LLMs’ responses to HBV-related questions were independently graded by two medical professionals using a four-point accuracy scale, and disagreements were resolved by a third reviewer. Each question was run three times using three LLMs. Readability was assessed via the Gunning Fog index and Flesch-Kincaid grade level.

RESULTS

Overall, all three LLM chatbots achieved high average accuracy scores for subjective questions (ChatGPT-3.5: 3.50; ChatGPT-4.0: 3.69; Google Gemini: 3.53, out of a maximum score of 4). With respect to objective questions, ChatGPT-4.0 achieved an 80.8% accuracy rate, compared with 62.9% for ChatGPT-3.5 and 73.1% for Google Gemini. Across the six domains, ChatGPT-4.0 performed better in terms of diagnosis, whereas Google Gemini demonstrated excellent clinical manifestations. Notably, in the readability analysis, the mean Gunning Fog index and Flesch-Kincaid grade level scores of the three LLM chatbots were significantly higher than the standard level eight, far exceeding the reading level of the normal population.

CONCLUSION

Our results highlight the potential of LLMs, especially ChatGPT-4.0, for delivering responses to HBV-related questions. LLMs may be an adjunctive informational tool for patients and physicians to improve outcomes. Nevertheless, current LLMs should not replace personalized treatment recommendations from physicians in the management of HBV infection.
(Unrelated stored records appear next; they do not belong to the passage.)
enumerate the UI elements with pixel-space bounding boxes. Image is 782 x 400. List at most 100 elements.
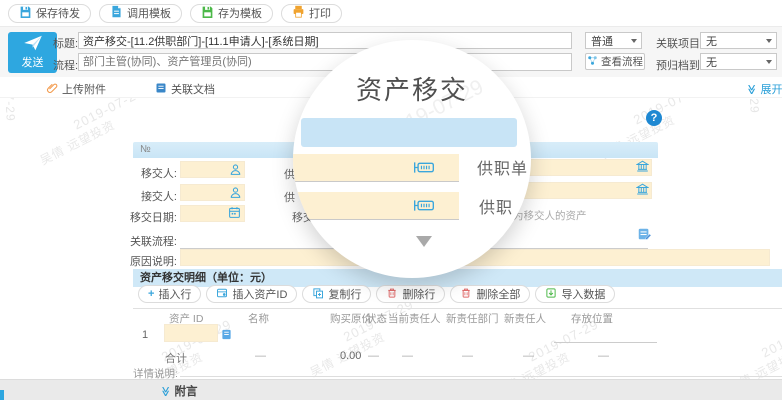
upload-attachment-link[interactable]: 上传附件 — [46, 81, 106, 97]
insert-asset-id-label: 插入资产ID — [232, 286, 287, 302]
transferor-asset-hint: 为移交人的资产 — [513, 208, 587, 223]
prearchive-value: 无 — [706, 54, 717, 70]
load-template-button[interactable]: 调用模板 — [99, 4, 182, 23]
detail-note-input[interactable] — [180, 360, 782, 377]
person-picker-icon[interactable] — [229, 186, 242, 204]
delete-row-label: 删除行 — [402, 286, 435, 302]
title-input[interactable] — [78, 32, 572, 49]
import-icon — [545, 287, 557, 302]
field-picker-icon — [413, 159, 435, 181]
flow-doc-icon[interactable] — [637, 227, 651, 246]
document-icon — [155, 82, 167, 97]
double-chevron-down-icon: ≫ — [746, 84, 757, 94]
send-label: 发送 — [22, 54, 44, 70]
organization-picker-icon[interactable] — [636, 160, 649, 178]
view-flow-label: 查看流程 — [601, 54, 643, 69]
save-icon — [19, 5, 32, 21]
reason-label: 原因说明: — [121, 253, 177, 269]
chevron-down-icon — [766, 39, 772, 43]
upload-attachment-label: 上传附件 — [62, 81, 106, 97]
print-icon — [292, 5, 305, 21]
flow-label: 流程: — [53, 57, 78, 73]
print-button[interactable]: 打印 — [281, 4, 342, 23]
trash-icon — [386, 287, 398, 302]
col-header-current-owner: 当前责任人 — [388, 311, 441, 326]
footer-bar — [0, 379, 782, 400]
prearchive-label: 预归档到: — [656, 57, 703, 73]
col-header-new-dept: 新责任部门 — [446, 311, 499, 326]
save-as-template-button[interactable]: 存为模板 — [190, 4, 273, 23]
related-project-select[interactable]: 无 — [700, 32, 777, 49]
chevron-down-icon — [631, 39, 637, 43]
delete-all-button[interactable]: 删除全部 — [450, 285, 530, 303]
transferor-org-input[interactable] — [520, 159, 652, 176]
magnified-section-band — [301, 118, 517, 147]
magnified-label: 供职 — [479, 194, 513, 218]
asset-lookup-icon[interactable] — [221, 327, 232, 345]
chevron-down-icon — [766, 60, 772, 64]
magnifier-bubble: 2019-07-29 资产移交 供职单 供职 — [293, 40, 531, 278]
trash-icon — [460, 287, 472, 302]
asset-id-input[interactable] — [164, 324, 218, 342]
magnified-form-title: 资产移交 — [307, 70, 517, 107]
help-icon[interactable]: ? — [646, 110, 662, 126]
save-as-template-label: 存为模板 — [218, 5, 262, 21]
col-header-location: 存放位置 — [571, 311, 613, 326]
field-picker-icon — [413, 197, 435, 219]
magnified-label: 供职单 — [477, 155, 528, 179]
title-label: 标题: — [53, 35, 78, 51]
row-index: 1 — [142, 329, 148, 341]
related-project-value: 无 — [706, 33, 717, 49]
insert-row-button[interactable]: + 插入行 — [138, 285, 201, 303]
transfer-date-label: 移交日期: — [121, 209, 177, 225]
flow-input[interactable] — [78, 53, 572, 71]
col-header-new-owner: 新责任人 — [504, 311, 546, 326]
magnified-dropdown-arrow — [416, 236, 432, 247]
organization-picker-icon[interactable] — [636, 183, 649, 201]
person-picker-icon[interactable] — [229, 163, 242, 181]
asset-transfer-form-page: 保存待发 调用模板 存为模板 打印 发送 标题: 普通 关联项目: 无 流程: … — [0, 0, 782, 400]
corner-accent — [0, 390, 4, 400]
receiver-label: 接交人: — [121, 188, 177, 204]
plus-icon: + — [148, 288, 154, 300]
save-draft-button[interactable]: 保存待发 — [8, 4, 91, 23]
template-save-icon — [201, 5, 214, 21]
related-doc-link[interactable]: 关联文档 — [155, 81, 215, 97]
prearchive-select[interactable]: 无 — [700, 53, 777, 70]
expand-toggle[interactable]: ≫ 展开 — [746, 81, 782, 97]
paperclip-icon — [46, 82, 58, 97]
detail-toolbar: + 插入行 插入资产ID 复制行 删除行 删除全部 导入数据 — [138, 285, 615, 303]
location-input[interactable] — [554, 326, 657, 343]
table-top-border — [133, 308, 782, 309]
numero-label: № — [140, 144, 151, 155]
save-draft-label: 保存待发 — [36, 5, 80, 21]
double-chevron-down-icon: ≫ — [160, 386, 171, 396]
priority-value: 普通 — [591, 33, 613, 49]
send-button[interactable]: 发送 — [8, 32, 57, 73]
detail-section-title: 资产移交明细（单位：元） — [140, 272, 272, 284]
col-header-name: 名称 — [248, 311, 269, 326]
postscript-toggle[interactable]: ≫ 附言 — [160, 383, 197, 399]
import-data-button[interactable]: 导入数据 — [535, 285, 615, 303]
receiver-org-input[interactable] — [520, 182, 652, 199]
load-template-label: 调用模板 — [127, 5, 171, 21]
related-flow-label: 关联流程: — [121, 233, 177, 249]
insert-asset-id-button[interactable]: 插入资产ID — [206, 285, 297, 303]
col-header-status: 状态 — [366, 311, 387, 326]
calendar-icon[interactable] — [228, 206, 241, 224]
postscript-label: 附言 — [174, 383, 197, 399]
transferor-label: 移交人: — [121, 165, 177, 181]
related-project-label: 关联项目: — [656, 35, 703, 51]
related-doc-label: 关联文档 — [171, 81, 215, 97]
import-data-label: 导入数据 — [561, 286, 605, 302]
copy-row-label: 复制行 — [328, 286, 361, 302]
print-label: 打印 — [309, 5, 331, 21]
copy-icon — [312, 287, 324, 302]
toolbar: 保存待发 调用模板 存为模板 打印 — [0, 0, 782, 27]
template-load-icon — [110, 5, 123, 21]
view-flow-button[interactable]: 查看流程 — [585, 53, 645, 70]
priority-select[interactable]: 普通 — [585, 32, 642, 49]
copy-row-button[interactable]: 复制行 — [302, 285, 371, 303]
delete-row-button[interactable]: 删除行 — [376, 285, 445, 303]
paper-plane-icon — [23, 35, 43, 54]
Keywords: ChatGPT-3.5; ChatGPT-4.0; Google Gemini; Hepatitis B infection; Accuracy

Core Tip: Hepatitis B virus (HBV) infection remains a global health problem that may cause chronic hepatitis, liver cirrhosis, or hepatocellular carcinoma. There is a notable trend among the public to acknowledge HBV-related information to improve outcomes. Artificial intelligence is a large language model that provides updated and helpful knowledge. Since the ChatGPT was developed by OpenAI, an increasing number of studies have explored its utility in responding to medical questions. This study evaluates and compares the abilities of OpenAI’s ChatGPT and Google’s Gemini in answering test questions concerning HBV using both subjective and objective metrics.